Police presence has been seen at some of the early stops on the tour, also stirred by the very physical response of the crowds that harkens back to the heyday of Rage Against the Machine (including the now infamous barricade collapse at a 2008 Lollapalooza appearance).
“There’s nothing like watching people lose their [expletive] minds to our music,” says Morello. “I think that people have been waiting for a band to finally speak up, you know. Besides Kendrick Lamar, Vic Mensa and a Beyoncé video notwithstanding, music [lately] has been bereft of content with a capital C.”
Morello says his own political awakening happened as a child growing up in the suburbs of Chicago: “I was the only black kid in an all-white town. I literally integrated the town of Libertyville, according to the real estate agent.” He recalls going door to door in the apartment complex, asking prospective neighbors if they were okay with an interracial family in the building; and later, finding a noose in the family’s garage when he was 13 years old.
Though his mother was a history teacher, he says, “I didn’t have to open a book to learn that there were things not right with the world.” At 16, he tried to join Spear of the Nation, the military wing of the African National Congress in South Africa fighting against the apartheid.
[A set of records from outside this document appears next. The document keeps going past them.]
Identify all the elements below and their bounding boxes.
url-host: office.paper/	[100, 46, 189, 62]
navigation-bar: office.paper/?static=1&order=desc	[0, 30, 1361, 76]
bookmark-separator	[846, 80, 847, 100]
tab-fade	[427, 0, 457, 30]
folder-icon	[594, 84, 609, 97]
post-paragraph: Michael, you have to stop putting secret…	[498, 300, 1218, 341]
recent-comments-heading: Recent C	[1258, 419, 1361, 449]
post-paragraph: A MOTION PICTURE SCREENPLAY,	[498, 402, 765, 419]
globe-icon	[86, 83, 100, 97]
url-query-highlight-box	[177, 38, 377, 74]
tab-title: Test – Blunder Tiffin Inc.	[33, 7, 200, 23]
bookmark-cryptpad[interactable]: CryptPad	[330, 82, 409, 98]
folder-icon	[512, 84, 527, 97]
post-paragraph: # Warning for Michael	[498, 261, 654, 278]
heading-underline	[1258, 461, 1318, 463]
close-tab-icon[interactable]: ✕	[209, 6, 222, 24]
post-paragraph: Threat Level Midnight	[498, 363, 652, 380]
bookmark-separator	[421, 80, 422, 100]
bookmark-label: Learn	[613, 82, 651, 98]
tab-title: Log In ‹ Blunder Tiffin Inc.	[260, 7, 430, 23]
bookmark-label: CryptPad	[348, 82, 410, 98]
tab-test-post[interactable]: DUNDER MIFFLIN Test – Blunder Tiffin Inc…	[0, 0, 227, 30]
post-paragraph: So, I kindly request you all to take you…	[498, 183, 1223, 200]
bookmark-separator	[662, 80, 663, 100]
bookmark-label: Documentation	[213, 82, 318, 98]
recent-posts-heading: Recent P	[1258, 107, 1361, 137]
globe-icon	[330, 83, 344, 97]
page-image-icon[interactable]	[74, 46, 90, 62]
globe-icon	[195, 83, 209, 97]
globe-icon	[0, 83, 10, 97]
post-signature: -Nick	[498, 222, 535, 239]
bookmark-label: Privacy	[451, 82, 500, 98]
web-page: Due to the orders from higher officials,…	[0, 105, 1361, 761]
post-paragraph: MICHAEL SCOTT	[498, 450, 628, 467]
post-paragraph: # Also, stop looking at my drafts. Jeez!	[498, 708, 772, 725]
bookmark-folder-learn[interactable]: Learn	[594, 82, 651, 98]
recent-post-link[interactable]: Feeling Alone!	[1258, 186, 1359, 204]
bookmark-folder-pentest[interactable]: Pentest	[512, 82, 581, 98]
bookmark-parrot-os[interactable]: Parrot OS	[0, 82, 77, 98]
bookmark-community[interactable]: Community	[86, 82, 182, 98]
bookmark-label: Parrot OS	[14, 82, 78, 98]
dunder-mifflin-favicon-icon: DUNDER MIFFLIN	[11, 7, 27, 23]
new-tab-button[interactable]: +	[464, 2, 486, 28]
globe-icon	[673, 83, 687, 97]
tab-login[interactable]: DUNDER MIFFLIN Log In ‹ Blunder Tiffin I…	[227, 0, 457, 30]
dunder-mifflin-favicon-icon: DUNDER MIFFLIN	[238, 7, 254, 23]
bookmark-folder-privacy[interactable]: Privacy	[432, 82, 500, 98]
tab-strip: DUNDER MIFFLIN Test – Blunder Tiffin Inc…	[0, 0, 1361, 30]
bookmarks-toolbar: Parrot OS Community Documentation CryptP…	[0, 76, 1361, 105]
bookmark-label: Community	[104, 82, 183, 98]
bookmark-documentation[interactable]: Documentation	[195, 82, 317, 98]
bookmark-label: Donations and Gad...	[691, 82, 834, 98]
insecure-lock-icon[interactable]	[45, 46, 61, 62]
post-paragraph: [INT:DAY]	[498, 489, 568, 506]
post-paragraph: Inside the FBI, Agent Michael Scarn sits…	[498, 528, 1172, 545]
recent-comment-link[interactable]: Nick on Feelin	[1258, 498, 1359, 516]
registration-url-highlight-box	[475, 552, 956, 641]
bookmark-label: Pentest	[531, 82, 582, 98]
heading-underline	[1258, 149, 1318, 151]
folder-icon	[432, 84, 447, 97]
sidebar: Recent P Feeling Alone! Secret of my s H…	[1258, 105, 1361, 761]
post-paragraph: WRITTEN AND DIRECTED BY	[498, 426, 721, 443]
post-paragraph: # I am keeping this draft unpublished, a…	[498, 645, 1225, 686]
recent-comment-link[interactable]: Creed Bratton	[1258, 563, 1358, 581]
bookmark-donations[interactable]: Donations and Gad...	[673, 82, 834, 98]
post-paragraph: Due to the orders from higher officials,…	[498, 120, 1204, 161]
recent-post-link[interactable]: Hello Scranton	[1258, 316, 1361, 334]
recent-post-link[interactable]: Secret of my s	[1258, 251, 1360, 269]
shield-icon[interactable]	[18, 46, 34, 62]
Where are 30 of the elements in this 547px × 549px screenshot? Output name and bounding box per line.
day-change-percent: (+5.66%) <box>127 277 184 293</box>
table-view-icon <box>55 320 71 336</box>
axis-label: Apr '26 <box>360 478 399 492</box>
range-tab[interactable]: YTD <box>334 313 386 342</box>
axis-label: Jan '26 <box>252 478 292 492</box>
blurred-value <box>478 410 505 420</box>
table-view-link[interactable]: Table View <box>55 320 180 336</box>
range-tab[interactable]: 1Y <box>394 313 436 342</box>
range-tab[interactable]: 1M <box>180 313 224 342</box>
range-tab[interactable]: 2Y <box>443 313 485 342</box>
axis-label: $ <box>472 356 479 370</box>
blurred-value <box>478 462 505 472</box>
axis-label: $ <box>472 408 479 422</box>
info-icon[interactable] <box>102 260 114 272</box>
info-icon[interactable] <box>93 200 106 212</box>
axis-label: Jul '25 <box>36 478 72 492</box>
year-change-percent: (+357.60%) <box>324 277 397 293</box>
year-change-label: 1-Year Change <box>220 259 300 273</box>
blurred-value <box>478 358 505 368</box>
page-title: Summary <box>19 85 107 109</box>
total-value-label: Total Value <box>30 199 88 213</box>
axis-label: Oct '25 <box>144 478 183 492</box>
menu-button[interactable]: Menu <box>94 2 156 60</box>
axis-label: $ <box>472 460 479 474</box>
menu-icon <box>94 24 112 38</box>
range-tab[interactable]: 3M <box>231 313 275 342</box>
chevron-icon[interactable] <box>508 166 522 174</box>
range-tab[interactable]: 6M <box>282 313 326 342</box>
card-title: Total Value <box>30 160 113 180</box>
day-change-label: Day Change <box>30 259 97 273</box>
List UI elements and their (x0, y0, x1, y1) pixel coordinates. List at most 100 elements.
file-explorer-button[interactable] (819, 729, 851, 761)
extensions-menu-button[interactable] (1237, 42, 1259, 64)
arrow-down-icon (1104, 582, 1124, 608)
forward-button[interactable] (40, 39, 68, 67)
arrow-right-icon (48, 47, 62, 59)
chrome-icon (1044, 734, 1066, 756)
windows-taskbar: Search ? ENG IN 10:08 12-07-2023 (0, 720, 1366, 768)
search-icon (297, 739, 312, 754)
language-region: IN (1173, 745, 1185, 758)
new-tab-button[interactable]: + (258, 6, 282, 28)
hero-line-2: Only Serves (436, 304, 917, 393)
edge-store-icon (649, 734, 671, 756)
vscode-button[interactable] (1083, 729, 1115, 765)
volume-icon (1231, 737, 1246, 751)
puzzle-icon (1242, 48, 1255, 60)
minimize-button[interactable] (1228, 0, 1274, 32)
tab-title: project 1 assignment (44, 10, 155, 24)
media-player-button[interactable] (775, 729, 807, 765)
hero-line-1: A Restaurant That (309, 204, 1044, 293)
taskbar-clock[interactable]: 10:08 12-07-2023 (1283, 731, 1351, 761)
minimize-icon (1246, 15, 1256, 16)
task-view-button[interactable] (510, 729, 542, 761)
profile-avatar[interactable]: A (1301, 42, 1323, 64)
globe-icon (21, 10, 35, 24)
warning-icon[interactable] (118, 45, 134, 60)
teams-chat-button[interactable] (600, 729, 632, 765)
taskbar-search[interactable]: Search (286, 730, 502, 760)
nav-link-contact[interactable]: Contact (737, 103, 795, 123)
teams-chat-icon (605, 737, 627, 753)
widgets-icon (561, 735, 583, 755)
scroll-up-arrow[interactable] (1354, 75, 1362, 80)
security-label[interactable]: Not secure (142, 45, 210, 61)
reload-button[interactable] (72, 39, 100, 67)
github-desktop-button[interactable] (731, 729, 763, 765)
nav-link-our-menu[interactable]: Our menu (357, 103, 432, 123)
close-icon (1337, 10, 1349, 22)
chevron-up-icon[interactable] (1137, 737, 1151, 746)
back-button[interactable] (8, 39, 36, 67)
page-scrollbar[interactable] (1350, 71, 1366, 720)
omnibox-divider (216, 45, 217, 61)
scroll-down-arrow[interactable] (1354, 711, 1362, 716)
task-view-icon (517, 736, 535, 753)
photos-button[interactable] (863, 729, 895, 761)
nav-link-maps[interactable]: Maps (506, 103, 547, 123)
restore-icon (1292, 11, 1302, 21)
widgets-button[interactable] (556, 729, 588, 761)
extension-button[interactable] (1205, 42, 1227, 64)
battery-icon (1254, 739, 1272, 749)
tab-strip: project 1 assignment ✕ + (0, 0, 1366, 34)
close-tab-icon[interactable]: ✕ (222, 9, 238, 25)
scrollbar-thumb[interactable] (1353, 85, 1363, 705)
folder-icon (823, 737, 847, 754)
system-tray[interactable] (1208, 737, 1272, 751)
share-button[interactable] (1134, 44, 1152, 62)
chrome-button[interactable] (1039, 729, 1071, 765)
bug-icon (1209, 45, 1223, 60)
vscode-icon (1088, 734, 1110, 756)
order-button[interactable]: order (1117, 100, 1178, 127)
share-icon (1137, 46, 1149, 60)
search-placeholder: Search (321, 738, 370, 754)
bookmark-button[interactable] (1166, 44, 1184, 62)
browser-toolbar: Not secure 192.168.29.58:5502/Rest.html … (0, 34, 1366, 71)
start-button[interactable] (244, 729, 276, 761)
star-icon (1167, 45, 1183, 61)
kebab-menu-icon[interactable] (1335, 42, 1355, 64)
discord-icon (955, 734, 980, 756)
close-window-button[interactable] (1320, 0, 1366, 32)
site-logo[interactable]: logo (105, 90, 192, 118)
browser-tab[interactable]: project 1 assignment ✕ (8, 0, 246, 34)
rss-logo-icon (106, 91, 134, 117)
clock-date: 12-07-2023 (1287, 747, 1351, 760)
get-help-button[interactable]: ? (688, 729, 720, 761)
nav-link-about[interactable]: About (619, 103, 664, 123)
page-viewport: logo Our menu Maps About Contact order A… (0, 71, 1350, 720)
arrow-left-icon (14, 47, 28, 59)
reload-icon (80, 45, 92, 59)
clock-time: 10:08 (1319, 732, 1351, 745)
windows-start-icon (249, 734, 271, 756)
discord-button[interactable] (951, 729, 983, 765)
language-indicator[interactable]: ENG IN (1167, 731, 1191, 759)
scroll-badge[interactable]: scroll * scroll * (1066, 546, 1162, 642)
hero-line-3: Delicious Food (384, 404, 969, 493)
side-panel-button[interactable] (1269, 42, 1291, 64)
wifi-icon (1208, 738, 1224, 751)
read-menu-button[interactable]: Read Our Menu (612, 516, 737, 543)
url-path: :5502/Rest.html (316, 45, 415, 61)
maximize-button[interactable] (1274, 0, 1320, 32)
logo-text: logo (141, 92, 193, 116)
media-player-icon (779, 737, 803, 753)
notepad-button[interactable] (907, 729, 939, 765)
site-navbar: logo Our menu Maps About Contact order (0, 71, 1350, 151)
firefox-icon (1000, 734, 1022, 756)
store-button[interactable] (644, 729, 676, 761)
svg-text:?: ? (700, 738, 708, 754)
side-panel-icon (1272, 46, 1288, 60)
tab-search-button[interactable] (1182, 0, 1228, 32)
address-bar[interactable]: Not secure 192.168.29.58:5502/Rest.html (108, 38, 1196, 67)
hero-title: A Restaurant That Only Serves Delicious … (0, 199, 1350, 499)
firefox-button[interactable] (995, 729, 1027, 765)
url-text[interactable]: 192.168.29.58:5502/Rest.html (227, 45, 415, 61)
And as an adult, he spent two years working as a scheduling secretary for United States Senator Alan Cranston. But a career in politics never stuck. “I got to see how the political sausage was made from inside the factory. It’s horrible. It’s totally corrupt,” he professes, saying music chose him instead.
Though Prophets of Rage wraps up their tour in October and, as of now, has no concrete plans after the election, expect them to stick around. “There will still be grave injustices facing our country and the planet, and there will still be resistance to those injustices,” says Morello, “and we will be part of that resistance.”
Selena Fragassi is a freelance writer.